Aerospike migrates at:

partition granularity

not per-key granularity.

Only partition ownership metadata changes.

Q: Can Aerospike get hot partitions?

Yes.

Hashing balances:

keys

not necessarily:

traffic
bytes
CPU
IO

Q: Can partitions become unevenly large?

Yes.

Hashing balances approximately:

number of keys

not record sizes.

Large objects can create storage skew.

Q: Is the ring even mentioned in the Karger paper?

Not really.

The paper is more abstract and probabilistic.

The modern “hash ring” became popular later as an implementation and visualization strategy.

Q: Why did the paper use multiple hash functions?

The hash family mainly supported:

randomized placement
probabilistic guarantees
spread/load analysis
overlap under inconsistent views

The final mapping still resolved to:

one key -> one selected bucket

Q: If we want low spread, why not use a single hash?

A single hash works well only if:

all clients see identical membership

Under inconsistent views:

small topology differences can cause large mapping divergence

Hash families create probabilistic overlap between client views.

Q: Are the hash functions tuned dynamically?

Usually no.

They are generally:

fixed
deterministic
pseudo-random
globally agreed upon

The system relies on probabilistic guarantees.

Q: How does rebalance work when a new node is added?
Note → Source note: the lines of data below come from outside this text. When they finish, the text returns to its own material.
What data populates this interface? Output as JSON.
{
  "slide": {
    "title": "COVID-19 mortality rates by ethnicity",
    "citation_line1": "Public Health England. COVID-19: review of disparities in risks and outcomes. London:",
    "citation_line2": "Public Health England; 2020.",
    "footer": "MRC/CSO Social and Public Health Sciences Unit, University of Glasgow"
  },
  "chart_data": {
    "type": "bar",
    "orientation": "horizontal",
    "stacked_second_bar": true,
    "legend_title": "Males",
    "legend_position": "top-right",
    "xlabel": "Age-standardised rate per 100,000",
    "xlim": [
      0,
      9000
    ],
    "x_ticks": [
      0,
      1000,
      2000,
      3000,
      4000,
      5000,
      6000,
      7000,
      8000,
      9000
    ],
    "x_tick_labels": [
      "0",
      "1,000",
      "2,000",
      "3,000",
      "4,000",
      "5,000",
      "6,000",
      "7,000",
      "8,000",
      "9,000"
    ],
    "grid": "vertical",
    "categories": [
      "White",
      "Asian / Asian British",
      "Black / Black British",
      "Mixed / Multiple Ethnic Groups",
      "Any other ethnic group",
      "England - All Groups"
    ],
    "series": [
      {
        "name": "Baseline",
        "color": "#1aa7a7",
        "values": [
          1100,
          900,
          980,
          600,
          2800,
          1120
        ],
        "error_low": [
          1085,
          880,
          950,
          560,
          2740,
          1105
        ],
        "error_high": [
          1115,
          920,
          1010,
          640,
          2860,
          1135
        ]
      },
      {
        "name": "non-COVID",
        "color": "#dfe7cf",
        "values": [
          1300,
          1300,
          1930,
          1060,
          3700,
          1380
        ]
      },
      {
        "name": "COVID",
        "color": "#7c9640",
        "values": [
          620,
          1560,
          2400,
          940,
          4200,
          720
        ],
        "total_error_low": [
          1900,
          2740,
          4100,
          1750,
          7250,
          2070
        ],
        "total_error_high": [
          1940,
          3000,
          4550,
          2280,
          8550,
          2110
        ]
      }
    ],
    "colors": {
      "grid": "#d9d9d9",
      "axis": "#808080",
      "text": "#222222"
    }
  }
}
Only nearby ownership changes.

Example:

(100,300] moves from C2 -> C4

All other keys remain untouched.

Q: What happens when a node goes down?

Its ownership range is inherited by the next node clockwise.

Example:

C2 dies
C3 inherits C2's interval

Q: If there is no replication and a node dies, is there data loss?

Yes.

Consistent hashing solves:

routing
placement
smooth rebalance

It does NOT solve:

durability
fault tolerance
availability

Without replication:

node death = permanent data loss

Q: What are virtual nodes (vnodes)?

Instead of:

1 physical node = 1 position

use:

1 physical node = many virtual positions

This smooths distribution and reduces imbalance.

Deepest Takeaway

The real core idea is:

small topology changes should cause small ownership changes.

The ring is only one implementation strategy.